Asıl kritik nokta ise manevi unsurdur. Bu unsur, kişinin nihai amaç kabul edilen “darbe teşebbüsünü” bilmesi ve gerçekleşmesini istemesidir. Dokuz yıldır yürütülen on binlerce yargılamada; hiçbir dosyada, hiçbir tanık beyanında ve hiçbir somut delilde, bir kişinin bu teşebbüsü bildiği ve istediği ortaya konulamamıştır. Tanık beyanlarının tamamı soyut, genellemeye dayalı, bireyselleştirilmemiş ve daha önemlisi suç teşkil etmeyen hususlara ilişkindir. Hiçbir tanık, hiçbir sanık hakkında “bu teşebbüsü biliyordu ve gerçekleşmesini istiyordu” dememiştir. Bu aşamadan sonra da geçmişe dönük olarak bu unsurun ispatı, hayatın olağan akışına ve delil mantığına aykırıdır. Zira bu teşebbüsten aylar önce kapatılan ByLock’tan ya da yasal bir faaliyetten bir kişinin darbe teşebbüsünü bildiği ve istediği sonucu çıkarılamaz. Manevi unsurun ispatı, varsayım ve ihtimallerle değil; somut, bireyselleştirilmiş ve şüpheye yer vermeyecek şekilde yapılmalıdır ki bu da mevcut dosyaların hiçbirinde mümkün değildir. Kısaca, AİHM’in 7. madde kapsamında verdiği ihlalin bu saatten sonra giderilebilmesi mümkün değildir!

Çözüm Nerede?

AİHM’in işaret ettiği çözüm yolu açık:

Bireysel ve delile dayalı inceleme yapılmalı,

Otomatik suç isnatlarından vazgeçilmeli,

Yeniden yargılamalar, kararların “ruhu ve sonucu” gözetilerek yürütülmeli,

KHK’lıların hukuki statüsü, insan onurunu esas alan bir yaklaşımla yeniden ele alınmalı.

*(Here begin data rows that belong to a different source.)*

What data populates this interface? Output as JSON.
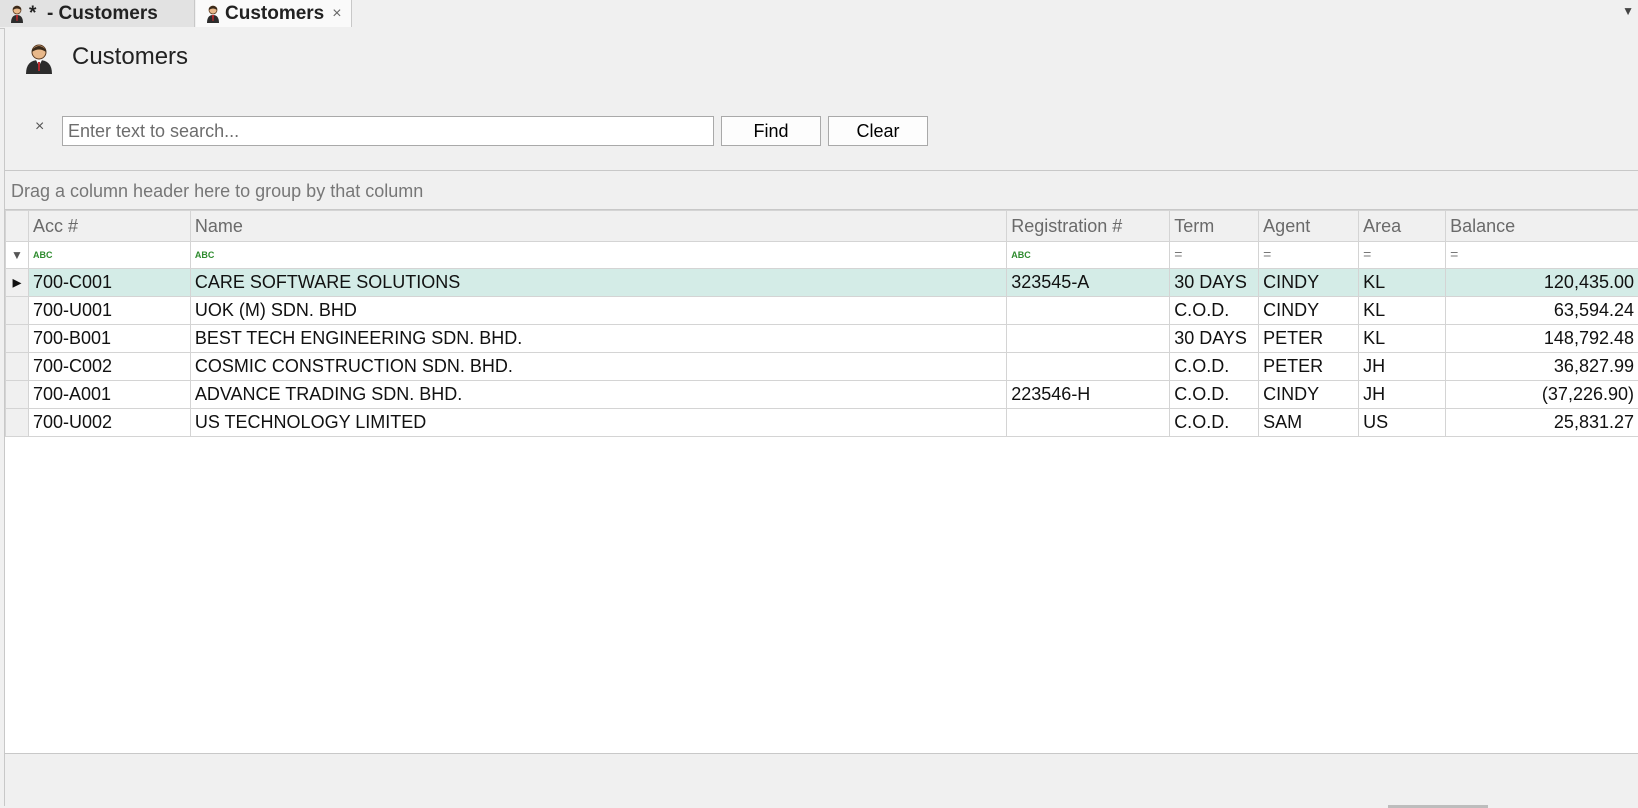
{
  "tabs": [
    {
      "label": "*  - Customers",
      "active": false
    },
    {
      "label": "Customers",
      "active": true,
      "close": "×"
    }
  ],
  "header": {
    "title": "Customers"
  },
  "search": {
    "placeholder": "Enter text to search...",
    "value": "",
    "clear_glyph": "×",
    "find_label": "Find",
    "clear_label": "Clear"
  },
  "grid": {
    "group_panel_text": "Drag a column header here to group by that column",
    "columns": [
      {
        "label": "Acc #",
        "filter": "abc"
      },
      {
        "label": "Name",
        "filter": "abc"
      },
      {
        "label": "Registration #",
        "filter": "abc"
      },
      {
        "label": "Term",
        "filter": "eq"
      },
      {
        "label": "Agent",
        "filter": "eq"
      },
      {
        "label": "Area",
        "filter": "eq"
      },
      {
        "label": "Balance",
        "filter": "eq"
      }
    ],
    "rows": [
      {
        "acc": "700-C001",
        "name": "CARE SOFTWARE SOLUTIONS",
        "reg": "323545-A",
        "term": "30 DAYS",
        "agent": "CINDY",
        "area": "KL",
        "balance": "120,435.00",
        "selected": true
      },
      {
        "acc": "700-U001",
        "name": "UOK (M) SDN. BHD",
        "reg": "",
        "term": "C.O.D.",
        "agent": "CINDY",
        "area": "KL",
        "balance": "63,594.24"
      },
      {
        "acc": "700-B001",
        "name": "BEST TECH ENGINEERING SDN. BHD.",
        "reg": "",
        "term": "30 DAYS",
        "agent": "PETER",
        "area": "KL",
        "balance": "148,792.48"
      },
      {
        "acc": "700-C002",
        "name": "COSMIC CONSTRUCTION SDN. BHD.",
        "reg": "",
        "term": "C.O.D.",
        "agent": "PETER",
        "area": "JH",
        "balance": "36,827.99"
      },
      {
        "acc": "700-A001",
        "name": "ADVANCE TRADING SDN. BHD.",
        "reg": "223546-H",
        "term": "C.O.D.",
        "agent": "CINDY",
        "area": "JH",
        "balance": "(37,226.90)"
      },
      {
        "acc": "700-U002",
        "name": "US TECHNOLOGY LIMITED",
        "reg": "",
        "term": "C.O.D.",
        "agent": "SAM",
        "area": "US",
        "balance": "25,831.27"
      }
    ]
  },
  "icons": {
    "tab_icon": "customer-icon",
    "header_icon": "customer-icon",
    "filter": "filter-icon",
    "row_indicator": "▸",
    "abc_filter": "ABC",
    "eq_filter": "="
  },
  "colors": {
    "selected_row": "#d4ece7",
    "background": "#f0f0f0"
  }
}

Mahkemelerin bazıları bu karara rağmen “başka delil girdi dosyaya, sadece Bylock değil tanık vs. de var” vb. gerekçelerle eski kararlarını geri verebilirler. AİHM son kararı,bunun mümkün olmadığını, tek çözümün beraat olduğunu ortaya koyuyor .

Bu yapılmadığı sürece, ihlallerin sürmesi ve yeni AİHM kararlarının gelmesi kaçınılmaz olacaktır.

AİHM’in bu son kararları, KHK’lılar meselesinin artık uluslararası hukuk bakımından tartışması kapanmış bir hak ihlali alanı olduğunu bir kez daha ortaya koymuştur. Bundan sonrası, hukuk devleti ilkesine gerçekten dönülüp dönülmeyeceğinin sınavıdır.